Sermon: Oct. 16, 2016
Reflecting on the Gospel reading Lk. 6:31-36.
Glory to the Father, and to the Son, and to the Holy Spirit, One God. Amen.
Every time I prepare a sermon, I try to find some practical points from the Gospel reading. Sometimes I find them, sometimes I don’t. There are days that I have absolutely no idea what to say. The Scripture reading just doesn’t speak to me, I fail to see what can be expounded.
But then there are Sundays, like today, where the Gospel reading is so straightforward it seems that I need to add nothing more. If fact, anything I would try to add, might only distort it.
There are people who say that Bible is as simple as it gets. Basically, what it says is what God wants us to know and to do. Then there are people who say that everything in the Bible has a much deeper meaning, nothing should be taken at its face value.
Both points are valid. Sometimes we are given a direct advice on what a Christian life looks like. But then there are places where we have to look longer and harder, in order to see the true meaning. Usually we have to get rid of all sorts of distractions, pray, focus on Christ, and then we might find the meaning.

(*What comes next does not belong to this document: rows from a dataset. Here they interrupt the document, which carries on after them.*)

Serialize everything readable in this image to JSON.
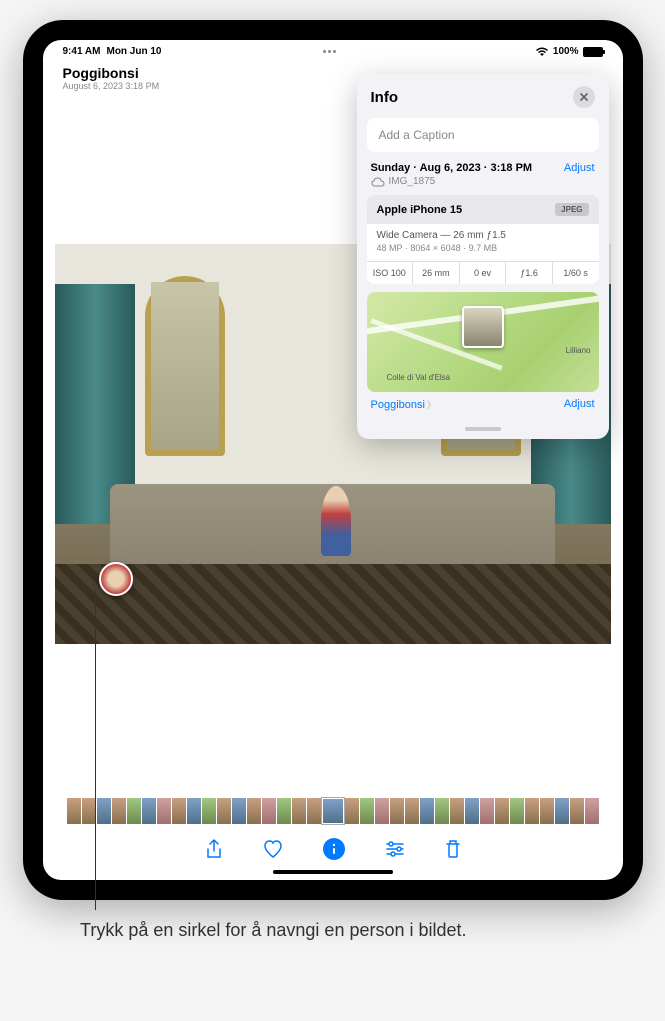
{
  "status_bar": {
    "time": "9:41 AM",
    "date": "Mon Jun 10",
    "battery": "100%"
  },
  "header": {
    "location": "Poggibonsi",
    "subtitle": "August 6, 2023  3:18 PM"
  },
  "info_panel": {
    "title": "Info",
    "caption_placeholder": "Add a Caption",
    "datetime": "Sunday · Aug 6, 2023 · 3:18 PM",
    "filename": "IMG_1875",
    "adjust_label": "Adjust",
    "camera": {
      "device": "Apple iPhone 15",
      "format": "JPEG",
      "lens": "Wide Camera — 26 mm ƒ1.5",
      "specs": "48 MP · 8064 × 6048 · 9.7 MB",
      "exif": {
        "iso": "ISO 100",
        "focal": "26 mm",
        "ev": "0 ev",
        "aperture": "ƒ1.6",
        "shutter": "1/60 s"
      }
    },
    "map": {
      "place": "Poggibonsi",
      "label1": "Colle di Val d'Elsa",
      "label2": "Lilliano",
      "adjust_label": "Adjust"
    }
  },
  "caption": "Trykk på en sirkel for å navngi en person i bildet."
}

But today, today Christ speaks to us in plain language. “Do to other people as you wish they would do to you.” Simple enough, right? If I want others to treat me nice, I should start treating others the same way. What Christ tells us, in many cases, is common sense. A common sense that is usually ignored today. This is common sense because even those who don’t believe in God understand that this is true.
But there is an important point to be made – if I want to be respected, I should take the first step. I should respect others first.
But Christ continues. Don’t do good to others simply in the hope of getting the same. Do good for the sake of doing good. If in return we get the same treatment – glory to God. If not – glory to God! We did our part.
In other words – there is no guarantee that me being nice to others will lead to others being nice to me. I gain nothing by loving those who love me. But if I learn to show love to other people, especially someone I dislike, then I might gain another friend.
If I do something for the sole purpose of others owing me, then I am selfish and arrogant person. I am no better than the godless sinners. As Jesus says in today’s reading – even sinners love those who love them, even sinners respect to those who respect to them, even sinners lend money to those who would repay them.
So how do we become better than sinners? How do we get out of this loop of self-satisfaction?
If there is someone I absolutely dislike and can’t stand, and I make no secret of it before that person, then at the very least I should refrain from disliking him in private, especially at home.
Recently I was at an event. I was at a table with about 7 or 8 other people. Among them were a mother and a son. The son was about college age, give or take. They were having a conversation. It’s hard to have a private conversation with 6 other people at your table. And I don’t think they meant it to be a private conversation.
So I overheard them talking about a person I know. They were not simply talking, they were gossiping. Disturbing, nasty gossip. And it seemed quite natural to them. It looked like a regular conversation.
You know what this means? This means that the father and mother do the same thing at home, and the son has learned from them. Kids learn by imitating their parents and other grownups. If they see us gossiping, or fighting, or hating other people, they will grow up doing the same thing.
That’s why learning to respect others starts with me, with what I do even before I see them, how I think about them, how I talk about them at home.
That’s why it is so important to read the Bible with the kids or grandkids, to tell them about Christ, to pray with them. They won’t learn it here in church. They come here, what, once a week? At best? The church, Sunday school, Divine services – all of this is meant as a supplement to what is going on at home.
The commandment to love your enemy is very hard. But it’s not impossible, it takes effort. The least we can do is not slander them because our kids will pick it up.
Just like our children imitate us, we, being the sons and daughters of Christ, imitate Him. Don’t look at the Bible like a list of things we have to do. God didn’t simply give this list to us and said, “Ok, do this and I’ll see you in heaven.” He fulfilled every commandment Himself.
For example, what did Christ do for us? He died. He suffered and He died. But He didn’t do this with the expectation that we would have to die for Him. Maybe some us will, but Christ died because His love for us is boundless. God’s love for us exceeds our love for Him. He knows that, and He doesn’t expect the same from us.
If I can’t die for Christ, can I at least focus my everyday life on Him? Can Christ be the reason I wake up every day, not just on Sundays? Can I spend 10 minutes every day reading the Bible to my kids and teach them to pray? Can I respect others without the selfish expectation of others respecting me?
May we learn to be loving as our Father in Heaven is loving to us.